I just had a brilliant idea for a story mash-up: Left Shark moves to Las Vegas to start over. His failed dancing career behind him, he’s decided to hook up with the mafia and become a “legitimate” businessman. I’m calling it “Left Loan Shark.” So much potential there—I’ve got to get to work on that. The idea is worth at least $250,000, right? I really need the money.

I got a call this morning from a very enthusiastic recording telling me that my business had been selected for a pre-approved loan of $250,000. How exciting is that? I considered pressing 1 to accept the offer for about a second. Then I hesitated. “Again, press 1 now,” the voice instructed me. I hung up. They’d probably expect me to pay that back at some point. That amount of money is like six years worth of income. If my writing career tanks, I’ll be screwed forever. Also, I don’t actually have a business.

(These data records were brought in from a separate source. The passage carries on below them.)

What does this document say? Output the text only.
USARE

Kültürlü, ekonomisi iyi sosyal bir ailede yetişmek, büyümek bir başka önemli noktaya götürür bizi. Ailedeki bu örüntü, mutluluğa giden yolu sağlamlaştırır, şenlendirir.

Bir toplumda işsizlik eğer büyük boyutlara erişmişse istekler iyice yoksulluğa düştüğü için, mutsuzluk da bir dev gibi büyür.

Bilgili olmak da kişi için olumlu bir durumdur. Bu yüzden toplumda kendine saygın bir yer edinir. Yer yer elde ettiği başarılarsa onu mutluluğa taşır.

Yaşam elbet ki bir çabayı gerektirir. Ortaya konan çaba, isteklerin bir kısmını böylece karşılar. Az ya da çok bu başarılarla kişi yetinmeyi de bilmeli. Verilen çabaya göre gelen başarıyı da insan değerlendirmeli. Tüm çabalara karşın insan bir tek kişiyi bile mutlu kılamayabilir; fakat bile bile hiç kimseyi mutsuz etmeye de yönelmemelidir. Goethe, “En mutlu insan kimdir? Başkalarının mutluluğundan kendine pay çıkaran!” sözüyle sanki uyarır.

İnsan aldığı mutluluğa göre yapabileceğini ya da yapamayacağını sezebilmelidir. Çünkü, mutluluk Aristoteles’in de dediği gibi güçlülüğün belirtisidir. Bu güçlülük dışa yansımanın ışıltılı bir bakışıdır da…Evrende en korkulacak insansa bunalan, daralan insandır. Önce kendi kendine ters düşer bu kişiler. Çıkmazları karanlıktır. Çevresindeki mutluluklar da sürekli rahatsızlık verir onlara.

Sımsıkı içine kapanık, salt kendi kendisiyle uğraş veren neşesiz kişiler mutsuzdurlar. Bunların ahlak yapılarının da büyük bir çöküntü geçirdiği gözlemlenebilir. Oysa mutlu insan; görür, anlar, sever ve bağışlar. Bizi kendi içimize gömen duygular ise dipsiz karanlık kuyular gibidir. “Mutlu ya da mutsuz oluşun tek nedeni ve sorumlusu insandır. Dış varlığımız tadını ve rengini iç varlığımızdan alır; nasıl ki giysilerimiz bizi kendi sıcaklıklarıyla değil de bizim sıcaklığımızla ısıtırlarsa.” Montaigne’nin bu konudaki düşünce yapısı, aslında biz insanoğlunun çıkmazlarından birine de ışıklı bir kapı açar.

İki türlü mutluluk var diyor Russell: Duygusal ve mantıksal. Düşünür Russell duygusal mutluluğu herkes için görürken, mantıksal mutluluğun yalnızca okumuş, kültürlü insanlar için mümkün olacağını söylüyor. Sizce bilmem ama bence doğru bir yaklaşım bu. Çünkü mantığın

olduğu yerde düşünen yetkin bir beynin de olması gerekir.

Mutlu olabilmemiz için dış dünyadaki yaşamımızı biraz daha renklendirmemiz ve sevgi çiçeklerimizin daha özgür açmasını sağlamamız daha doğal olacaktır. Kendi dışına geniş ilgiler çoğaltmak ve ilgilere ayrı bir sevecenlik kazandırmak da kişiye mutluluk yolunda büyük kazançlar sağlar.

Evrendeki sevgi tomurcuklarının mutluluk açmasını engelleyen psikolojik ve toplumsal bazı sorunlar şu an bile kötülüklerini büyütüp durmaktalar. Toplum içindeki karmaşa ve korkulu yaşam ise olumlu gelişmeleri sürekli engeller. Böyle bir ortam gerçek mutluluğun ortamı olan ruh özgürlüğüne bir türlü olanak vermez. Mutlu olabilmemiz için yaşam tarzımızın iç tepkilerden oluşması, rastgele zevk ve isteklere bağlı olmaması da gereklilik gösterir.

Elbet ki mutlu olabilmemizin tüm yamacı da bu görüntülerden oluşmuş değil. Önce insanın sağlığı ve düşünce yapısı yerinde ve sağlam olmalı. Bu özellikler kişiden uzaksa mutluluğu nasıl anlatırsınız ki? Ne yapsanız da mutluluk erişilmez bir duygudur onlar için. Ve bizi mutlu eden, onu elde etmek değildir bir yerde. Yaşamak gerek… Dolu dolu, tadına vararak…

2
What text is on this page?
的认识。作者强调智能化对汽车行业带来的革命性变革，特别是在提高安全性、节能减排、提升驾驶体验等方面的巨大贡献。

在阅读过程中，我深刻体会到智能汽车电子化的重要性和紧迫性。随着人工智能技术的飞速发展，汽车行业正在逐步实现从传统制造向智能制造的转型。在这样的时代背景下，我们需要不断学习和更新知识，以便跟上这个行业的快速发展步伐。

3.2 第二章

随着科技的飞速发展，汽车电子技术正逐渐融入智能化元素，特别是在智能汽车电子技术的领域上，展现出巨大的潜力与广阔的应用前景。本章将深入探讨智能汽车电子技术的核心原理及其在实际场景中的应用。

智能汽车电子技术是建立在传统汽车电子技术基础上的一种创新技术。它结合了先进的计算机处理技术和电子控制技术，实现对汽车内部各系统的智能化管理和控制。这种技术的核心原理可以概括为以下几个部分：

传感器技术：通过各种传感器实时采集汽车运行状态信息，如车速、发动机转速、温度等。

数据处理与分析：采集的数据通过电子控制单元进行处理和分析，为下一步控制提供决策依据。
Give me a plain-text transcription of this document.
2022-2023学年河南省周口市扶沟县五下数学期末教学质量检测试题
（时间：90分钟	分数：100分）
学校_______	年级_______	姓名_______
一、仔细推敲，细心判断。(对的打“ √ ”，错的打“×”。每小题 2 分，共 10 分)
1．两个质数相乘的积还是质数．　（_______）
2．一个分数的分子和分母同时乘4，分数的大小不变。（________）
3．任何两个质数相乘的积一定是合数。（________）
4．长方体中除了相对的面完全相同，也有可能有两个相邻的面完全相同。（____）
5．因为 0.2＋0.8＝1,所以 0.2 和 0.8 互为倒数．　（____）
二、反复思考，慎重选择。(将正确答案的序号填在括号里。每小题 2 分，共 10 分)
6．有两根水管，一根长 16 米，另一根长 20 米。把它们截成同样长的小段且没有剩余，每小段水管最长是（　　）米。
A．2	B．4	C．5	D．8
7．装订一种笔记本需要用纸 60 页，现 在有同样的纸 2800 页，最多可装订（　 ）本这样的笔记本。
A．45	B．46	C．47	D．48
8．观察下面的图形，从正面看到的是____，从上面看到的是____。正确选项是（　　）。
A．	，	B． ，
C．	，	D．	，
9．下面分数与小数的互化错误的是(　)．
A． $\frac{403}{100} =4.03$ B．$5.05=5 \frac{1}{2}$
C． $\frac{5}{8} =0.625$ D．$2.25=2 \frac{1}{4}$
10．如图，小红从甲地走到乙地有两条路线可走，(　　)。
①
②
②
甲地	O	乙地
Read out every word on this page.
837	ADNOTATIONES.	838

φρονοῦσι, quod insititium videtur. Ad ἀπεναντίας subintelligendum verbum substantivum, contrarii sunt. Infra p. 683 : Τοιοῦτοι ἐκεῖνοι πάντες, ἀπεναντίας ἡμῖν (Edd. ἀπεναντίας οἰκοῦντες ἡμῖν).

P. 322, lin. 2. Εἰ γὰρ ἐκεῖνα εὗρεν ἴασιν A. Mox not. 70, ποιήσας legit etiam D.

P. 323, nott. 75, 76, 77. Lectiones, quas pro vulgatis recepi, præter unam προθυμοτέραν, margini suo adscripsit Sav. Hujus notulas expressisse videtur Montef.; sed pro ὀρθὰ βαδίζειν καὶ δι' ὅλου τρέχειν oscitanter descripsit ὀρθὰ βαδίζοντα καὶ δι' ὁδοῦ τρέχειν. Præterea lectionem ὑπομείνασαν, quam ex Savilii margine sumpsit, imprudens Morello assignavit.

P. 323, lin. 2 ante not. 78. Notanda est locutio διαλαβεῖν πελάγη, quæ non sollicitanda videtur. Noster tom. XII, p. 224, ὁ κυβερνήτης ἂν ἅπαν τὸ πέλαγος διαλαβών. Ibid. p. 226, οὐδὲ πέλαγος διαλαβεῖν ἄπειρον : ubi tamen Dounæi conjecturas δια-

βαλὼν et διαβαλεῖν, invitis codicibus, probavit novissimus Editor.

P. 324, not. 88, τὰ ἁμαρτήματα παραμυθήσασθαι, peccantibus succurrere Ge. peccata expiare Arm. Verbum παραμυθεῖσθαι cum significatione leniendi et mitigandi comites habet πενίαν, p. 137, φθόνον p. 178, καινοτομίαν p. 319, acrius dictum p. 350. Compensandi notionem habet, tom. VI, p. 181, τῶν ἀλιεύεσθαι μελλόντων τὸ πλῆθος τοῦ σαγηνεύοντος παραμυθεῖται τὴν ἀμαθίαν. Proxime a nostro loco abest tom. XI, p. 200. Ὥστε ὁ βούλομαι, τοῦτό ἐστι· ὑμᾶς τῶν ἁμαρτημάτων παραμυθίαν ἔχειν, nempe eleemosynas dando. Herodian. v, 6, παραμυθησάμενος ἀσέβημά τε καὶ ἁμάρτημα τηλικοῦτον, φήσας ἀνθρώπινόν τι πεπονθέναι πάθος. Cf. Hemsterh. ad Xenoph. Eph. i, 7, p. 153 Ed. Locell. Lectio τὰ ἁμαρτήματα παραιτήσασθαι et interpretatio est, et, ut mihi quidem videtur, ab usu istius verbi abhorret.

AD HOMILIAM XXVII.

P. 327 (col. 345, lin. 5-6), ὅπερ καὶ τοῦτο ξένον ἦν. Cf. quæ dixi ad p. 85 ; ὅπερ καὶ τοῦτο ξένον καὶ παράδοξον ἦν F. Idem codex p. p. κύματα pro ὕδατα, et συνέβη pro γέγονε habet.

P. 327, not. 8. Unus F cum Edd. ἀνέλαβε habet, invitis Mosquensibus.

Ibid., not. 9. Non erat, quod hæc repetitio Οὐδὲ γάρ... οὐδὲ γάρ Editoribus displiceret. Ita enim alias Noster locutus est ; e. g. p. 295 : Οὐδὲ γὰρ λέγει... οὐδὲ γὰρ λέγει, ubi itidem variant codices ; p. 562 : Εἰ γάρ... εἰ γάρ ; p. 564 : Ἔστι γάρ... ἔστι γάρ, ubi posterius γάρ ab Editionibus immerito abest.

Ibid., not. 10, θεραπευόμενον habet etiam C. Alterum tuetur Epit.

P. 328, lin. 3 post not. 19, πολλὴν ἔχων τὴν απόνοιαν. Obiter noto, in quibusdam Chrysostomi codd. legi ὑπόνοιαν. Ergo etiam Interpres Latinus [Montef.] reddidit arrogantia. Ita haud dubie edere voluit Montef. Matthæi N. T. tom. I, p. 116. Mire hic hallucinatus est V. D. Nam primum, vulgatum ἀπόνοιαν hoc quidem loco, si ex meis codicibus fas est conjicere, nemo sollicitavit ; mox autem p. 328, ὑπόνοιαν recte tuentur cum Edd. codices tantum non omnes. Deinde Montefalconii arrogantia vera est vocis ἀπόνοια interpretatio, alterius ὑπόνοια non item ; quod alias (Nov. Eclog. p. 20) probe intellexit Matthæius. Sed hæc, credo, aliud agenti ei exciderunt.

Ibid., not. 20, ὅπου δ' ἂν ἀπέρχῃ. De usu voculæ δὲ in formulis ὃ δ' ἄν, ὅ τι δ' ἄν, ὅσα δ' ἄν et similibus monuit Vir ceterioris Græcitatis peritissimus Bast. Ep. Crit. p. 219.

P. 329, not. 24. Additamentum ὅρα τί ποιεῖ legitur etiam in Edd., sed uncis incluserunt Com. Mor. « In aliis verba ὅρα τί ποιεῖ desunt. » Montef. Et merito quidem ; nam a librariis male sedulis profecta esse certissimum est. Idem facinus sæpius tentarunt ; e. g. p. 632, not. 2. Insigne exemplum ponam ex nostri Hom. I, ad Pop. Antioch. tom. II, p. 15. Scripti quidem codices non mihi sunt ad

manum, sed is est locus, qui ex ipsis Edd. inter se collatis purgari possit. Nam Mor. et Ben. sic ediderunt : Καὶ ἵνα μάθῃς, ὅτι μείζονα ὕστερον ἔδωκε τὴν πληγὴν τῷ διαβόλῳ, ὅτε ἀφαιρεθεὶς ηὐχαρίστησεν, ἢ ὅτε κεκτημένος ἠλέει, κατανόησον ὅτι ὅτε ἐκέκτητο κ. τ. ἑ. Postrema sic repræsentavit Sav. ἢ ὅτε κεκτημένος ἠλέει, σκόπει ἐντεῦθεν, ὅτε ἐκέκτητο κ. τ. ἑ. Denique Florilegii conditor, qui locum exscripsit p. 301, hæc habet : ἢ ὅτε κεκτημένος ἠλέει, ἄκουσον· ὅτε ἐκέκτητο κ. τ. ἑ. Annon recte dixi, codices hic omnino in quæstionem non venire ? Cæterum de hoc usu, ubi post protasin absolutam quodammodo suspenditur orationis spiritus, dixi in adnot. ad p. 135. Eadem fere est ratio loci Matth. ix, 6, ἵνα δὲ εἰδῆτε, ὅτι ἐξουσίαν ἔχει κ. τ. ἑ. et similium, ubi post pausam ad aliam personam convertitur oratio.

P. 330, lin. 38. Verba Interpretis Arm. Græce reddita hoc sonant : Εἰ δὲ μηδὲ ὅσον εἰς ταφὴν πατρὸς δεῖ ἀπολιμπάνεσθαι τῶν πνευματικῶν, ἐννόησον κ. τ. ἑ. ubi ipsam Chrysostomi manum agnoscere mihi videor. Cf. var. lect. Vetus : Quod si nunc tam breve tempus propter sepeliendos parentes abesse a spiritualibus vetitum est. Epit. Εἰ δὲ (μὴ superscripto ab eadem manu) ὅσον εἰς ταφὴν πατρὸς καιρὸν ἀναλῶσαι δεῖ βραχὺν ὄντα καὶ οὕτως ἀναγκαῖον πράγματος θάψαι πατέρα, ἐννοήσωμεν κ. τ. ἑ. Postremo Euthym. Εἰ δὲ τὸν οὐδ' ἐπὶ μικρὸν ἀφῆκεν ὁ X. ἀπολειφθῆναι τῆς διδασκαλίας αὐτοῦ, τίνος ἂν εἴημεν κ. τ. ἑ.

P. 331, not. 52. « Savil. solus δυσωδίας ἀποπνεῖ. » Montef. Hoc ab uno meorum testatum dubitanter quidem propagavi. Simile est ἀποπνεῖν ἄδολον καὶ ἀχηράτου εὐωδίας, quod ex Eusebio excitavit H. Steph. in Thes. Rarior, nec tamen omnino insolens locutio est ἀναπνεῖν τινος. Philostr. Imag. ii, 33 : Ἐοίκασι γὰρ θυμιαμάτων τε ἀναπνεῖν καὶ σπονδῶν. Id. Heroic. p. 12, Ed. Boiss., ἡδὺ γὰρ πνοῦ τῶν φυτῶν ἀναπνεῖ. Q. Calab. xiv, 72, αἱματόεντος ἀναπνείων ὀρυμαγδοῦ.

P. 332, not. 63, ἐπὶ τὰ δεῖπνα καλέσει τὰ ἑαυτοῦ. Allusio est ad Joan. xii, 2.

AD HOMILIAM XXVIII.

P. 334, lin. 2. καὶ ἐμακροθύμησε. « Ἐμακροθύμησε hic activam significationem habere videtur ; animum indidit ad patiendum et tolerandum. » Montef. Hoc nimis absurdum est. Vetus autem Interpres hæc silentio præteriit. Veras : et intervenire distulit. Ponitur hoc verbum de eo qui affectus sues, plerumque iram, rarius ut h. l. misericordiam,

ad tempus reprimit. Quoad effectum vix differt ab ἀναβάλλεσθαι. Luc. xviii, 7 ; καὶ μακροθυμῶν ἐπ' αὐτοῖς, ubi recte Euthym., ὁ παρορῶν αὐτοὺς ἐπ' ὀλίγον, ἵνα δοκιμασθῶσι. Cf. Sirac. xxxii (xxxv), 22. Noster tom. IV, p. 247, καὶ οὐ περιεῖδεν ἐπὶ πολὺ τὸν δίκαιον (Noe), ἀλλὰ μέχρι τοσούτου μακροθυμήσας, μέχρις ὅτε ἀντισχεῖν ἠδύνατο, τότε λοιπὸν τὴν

Debt is such a weird concept. I owe faceless entities large sums of money that they don’t seem too concerned about me ever paying back. And I have a lot of it, mostly in the form of student loans. I’m waiting for the government to get that figured out. Seriously, student loan debt has got to be one of the few non-partisan issues we can put our collective heads together on. What is the problem? I have dreams that I can’t fulfill because of how much money is cost me to get an education. And look what I’m doing with it—writing ridiculous blogs and teaching 18 to 20-year-olds about BuzzFeed and Wikipedia.

In fairness, most of my debt came from my undergraduate degree. I managed to get through grad school without accruing too much more. Of course, the difference between $75,000 and $90,000 isn’t worth discussing for people who aren’t likely to pay off the smaller amount in their lifetimes. In for a penny, in for a pound, as they say. My only hope is that the government fixes the system. I’m boned.

Fortunately for me, my student loan repayment plan is income-based, which means two things. First, I will never have to pay more per month than what I can actually afford, and two, I will never pay off the debt. My monthly payment doesn’t even cover the interest that’s accruing. It’s a financially terrible system, but one I will be living with until such time as I realize the American Dream and become independently wealthy or the government pulls its proverbial head out of wherever it’s lodged. Since anyone who doesn’t think Ayn Rand was an economic genius knows that the American Dream is a gigantic myth and our government doesn’t care about poor people, we know that these things will probably never happen. Pulling myself up by my bootstraps sounds good but isn’t an actual financial practice.

So, as I pondered the idea of accruing $250,000 more debt from a random telemarketer, these thoughts raced through my head: How long could I get away with floating ten years’ worth of income as debt? Would I die before I had to pay it back, living a great life to a ripe old age in the meantime? Should I start a business to justify the loan? What would that business even be? Should I press 1 now?

In summation, Congress needs to stop reading Hillary’s email and solve student loan debt problem, and I love the idea of having actual straps on my boots. It seems ruggedly fashionable. Maybe I should start a boot strap business.